Par sanjay.navy le 07/11/12

On le sait depuis longtemps maintenant, l'employeur peut consulter les fichiers figurant sur la matériel professionnel (disque dur, clé USB...) de ses salariés.

Sauf à ce qu'un fichier soit identifié comme "personnel".

Comme l'on pouvait s'y attendre, pour empêcher son employeur de consulter l'ensemble des fichiers figurant sur son disque dur professionel, un salarié a décidé de dénommer son disque dur de la manière suivante : "données personnelles".

L'employeur ne s'arrêta toutefois pas à cette intitulé, consulta les données figurant dans le disque dur et y découvrit "un très grand nombre de fichiers à caractère pornographique ainsi que de fausses attestations".

Le salarié contesta la sanction que lui avait alors infligée son employeur, arguant que ce dernier n'avait pas le droit de consulter le disque dur, désigné comme étant "personnel".

Par un arrêt du 04 juillet 2012, la Cour de cassation a donné tord au salarié :

- "si les fichiers créés par le salarié à l'aide de l'outil informatique mis à sa disposition par l'employeur pour les besoins de son travail sont présumés avoir un caractère professionnel, de sorte que l'employeur est en droit de les ouvrir en dehors de sa présence, sauf s'ils sont identifiés comme étant personnels, la dénomination donnée au disque dur lui-même ne peut conférer un caractère personnel à l'intégralité des données qu'il contient".

L'employeur conserve ainsi un pouvoir effectif de contrôle sur l'activité professionnelle de ses salariés.

Par sanjay.navy le 19/09/12

La mise en oeuvre de moyens de surveillance des salariés par l'employeur doit respecter des règles très strictes (information du salarié, consultation du comité d'entreprise... : pour en savoir plus).

A défaut, les informations obtenues par des moyens qui seront jugés illicites ne pourront être utilisées devant un tribunal (exemple : un vol commis par un salarié ne pourra justifier un licenciement si l'employeur ne peut le prouver qu'au moyen d'un enregistrement fait par une caméra cachée).

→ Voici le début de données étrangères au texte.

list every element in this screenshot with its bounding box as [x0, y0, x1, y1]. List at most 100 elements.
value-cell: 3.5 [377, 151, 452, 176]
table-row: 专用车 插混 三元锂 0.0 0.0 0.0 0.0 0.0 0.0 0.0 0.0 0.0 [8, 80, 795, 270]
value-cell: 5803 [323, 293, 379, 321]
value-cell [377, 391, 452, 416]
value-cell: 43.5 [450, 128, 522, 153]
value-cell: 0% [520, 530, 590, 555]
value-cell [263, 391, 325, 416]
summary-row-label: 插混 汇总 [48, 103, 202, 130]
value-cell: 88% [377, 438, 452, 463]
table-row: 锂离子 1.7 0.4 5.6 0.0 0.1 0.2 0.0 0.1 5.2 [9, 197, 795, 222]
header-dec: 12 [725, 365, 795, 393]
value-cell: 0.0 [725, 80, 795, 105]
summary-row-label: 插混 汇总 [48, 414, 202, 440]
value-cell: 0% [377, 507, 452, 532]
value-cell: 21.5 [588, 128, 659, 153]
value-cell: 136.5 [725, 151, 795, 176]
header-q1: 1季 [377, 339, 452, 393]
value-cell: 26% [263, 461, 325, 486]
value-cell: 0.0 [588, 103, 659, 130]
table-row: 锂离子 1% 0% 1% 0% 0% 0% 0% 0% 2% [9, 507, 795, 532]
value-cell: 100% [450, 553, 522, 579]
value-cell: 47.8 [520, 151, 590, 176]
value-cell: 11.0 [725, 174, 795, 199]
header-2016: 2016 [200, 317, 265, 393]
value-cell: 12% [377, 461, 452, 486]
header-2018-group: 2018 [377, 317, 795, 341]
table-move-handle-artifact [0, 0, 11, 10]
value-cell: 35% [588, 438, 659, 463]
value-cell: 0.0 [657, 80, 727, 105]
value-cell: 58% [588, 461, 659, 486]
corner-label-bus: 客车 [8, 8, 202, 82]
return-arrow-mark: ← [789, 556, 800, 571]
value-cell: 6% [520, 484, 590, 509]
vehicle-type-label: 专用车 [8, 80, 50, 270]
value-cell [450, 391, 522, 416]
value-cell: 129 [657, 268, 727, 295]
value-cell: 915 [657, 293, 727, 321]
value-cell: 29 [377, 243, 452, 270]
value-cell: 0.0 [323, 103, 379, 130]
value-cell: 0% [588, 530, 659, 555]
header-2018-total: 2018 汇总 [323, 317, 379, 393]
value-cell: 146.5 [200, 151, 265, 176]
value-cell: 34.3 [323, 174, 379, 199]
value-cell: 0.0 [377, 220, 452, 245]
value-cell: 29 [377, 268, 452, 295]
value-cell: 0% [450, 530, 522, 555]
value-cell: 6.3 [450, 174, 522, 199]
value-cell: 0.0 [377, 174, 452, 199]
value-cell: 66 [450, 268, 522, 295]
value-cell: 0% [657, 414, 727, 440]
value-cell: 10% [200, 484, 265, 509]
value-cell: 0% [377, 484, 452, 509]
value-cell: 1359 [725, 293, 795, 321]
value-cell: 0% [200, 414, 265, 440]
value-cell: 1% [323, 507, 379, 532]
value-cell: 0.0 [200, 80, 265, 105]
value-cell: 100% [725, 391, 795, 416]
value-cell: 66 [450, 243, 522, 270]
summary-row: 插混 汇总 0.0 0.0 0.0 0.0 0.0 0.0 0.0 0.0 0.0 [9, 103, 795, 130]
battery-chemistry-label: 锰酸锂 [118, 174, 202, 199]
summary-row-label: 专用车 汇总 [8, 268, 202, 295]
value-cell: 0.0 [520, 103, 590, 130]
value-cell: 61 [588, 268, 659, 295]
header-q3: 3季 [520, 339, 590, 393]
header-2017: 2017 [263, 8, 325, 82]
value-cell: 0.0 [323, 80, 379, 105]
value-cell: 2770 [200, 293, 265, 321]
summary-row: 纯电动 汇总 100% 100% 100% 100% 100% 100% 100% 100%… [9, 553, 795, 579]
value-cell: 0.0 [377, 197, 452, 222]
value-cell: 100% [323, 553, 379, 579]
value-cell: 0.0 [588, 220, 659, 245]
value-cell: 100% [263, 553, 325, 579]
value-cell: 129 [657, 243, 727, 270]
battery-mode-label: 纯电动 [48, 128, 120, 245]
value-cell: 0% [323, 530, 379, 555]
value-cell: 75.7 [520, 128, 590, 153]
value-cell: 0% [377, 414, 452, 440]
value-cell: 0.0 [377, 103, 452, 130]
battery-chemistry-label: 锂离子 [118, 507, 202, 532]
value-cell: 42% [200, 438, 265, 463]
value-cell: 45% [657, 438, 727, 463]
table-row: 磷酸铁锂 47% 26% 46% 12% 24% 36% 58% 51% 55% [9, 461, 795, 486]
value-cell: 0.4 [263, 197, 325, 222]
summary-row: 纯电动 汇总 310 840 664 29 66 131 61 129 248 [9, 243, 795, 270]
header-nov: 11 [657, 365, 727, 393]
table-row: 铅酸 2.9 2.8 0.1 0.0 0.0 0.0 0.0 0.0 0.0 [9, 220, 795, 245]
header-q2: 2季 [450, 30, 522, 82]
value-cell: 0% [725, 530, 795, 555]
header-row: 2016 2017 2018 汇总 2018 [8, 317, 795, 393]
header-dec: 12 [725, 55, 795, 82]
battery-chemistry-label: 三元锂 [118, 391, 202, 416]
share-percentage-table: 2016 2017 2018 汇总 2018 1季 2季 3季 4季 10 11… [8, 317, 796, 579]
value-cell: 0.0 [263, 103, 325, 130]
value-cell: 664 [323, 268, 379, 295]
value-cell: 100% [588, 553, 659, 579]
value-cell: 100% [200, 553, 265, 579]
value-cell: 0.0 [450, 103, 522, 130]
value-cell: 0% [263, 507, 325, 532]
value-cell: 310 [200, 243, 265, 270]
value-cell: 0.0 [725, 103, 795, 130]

Toutefois, l'employeur peut se dispenser de respecter ces règles si les constatations effectuées sur le matériel du salarié sont intervenues sans emploi de moyen illicite

Exemple : lorsque l'employeur constate qu'un de ses salariés de Canon qui appelé une messagerie pour adulte durant ses heures de travail (60 heures entre juillet 2002 et janvier 2003) au moyen d'un simple autocommutateur qui fournit des relevés ne contenant aucune information personnelle mais simplement la durée, le coût et les numéros des appels.

http://www.legifrance.gouv.fr/affichJuriJudi.do?oldAction=rechJuriJudi&i...

La cour de cassation vient de donner un nouvel exemple de moyen de preuve non illicite : le simple contrôle de l'activité d'un salarié par l'employeur ou par un service interne à l'entreprise chargé de cette mission.

Dans cette affaire (04 juillet 2012 - n° 11-14241), deux contrôleurs de la cellule chargée d'opérer des vérifications du travail des vendeurs approvisionneurs, compte tenu des règles d'hygiène et de sécurité à respecter pour l'approvisionnement des appareils de distribution automatique en produits alimentaires et ramassage de fonds, avaient procédé à un certain nombre de vérifications sur les appareils situés dans une station de métro préalablement au passage du salarié et constaté sur l'un d'entre eux l'existence d'un blocage de monnaie au niveau de la goulotte à hauteur de 35,73 euros, recette ramassée mais non versée dans le sac de caisse par l'intéressé contrôlé par la suite qui n'avait pas non plus indiqué son passage sur la fiche d'enregistrement de l'appareil ni retiré des produits périmés.

Le salarié avait été licencié pour ces faits et avait contesté son licenciement, considérant qu'il n'avait pas été informé de la possibilité d'un tel contrôle que le comité d'entreprise n'avait pas été non plus consulté sur ce point.

La cour de cassation lui a donné tord, affirmant que « le simple contrôle de l'activité d'un salarié par l'employeur ou par un service interne à l'entreprise chargé de cette mission ne constitue pas, même en l'absence d'information et de consultation préalable du comité d'entreprise, un mode de preuve illicite ».

Le pouvoir de direction et de contrôle de l'employeur s'en voit ainsi renforcé.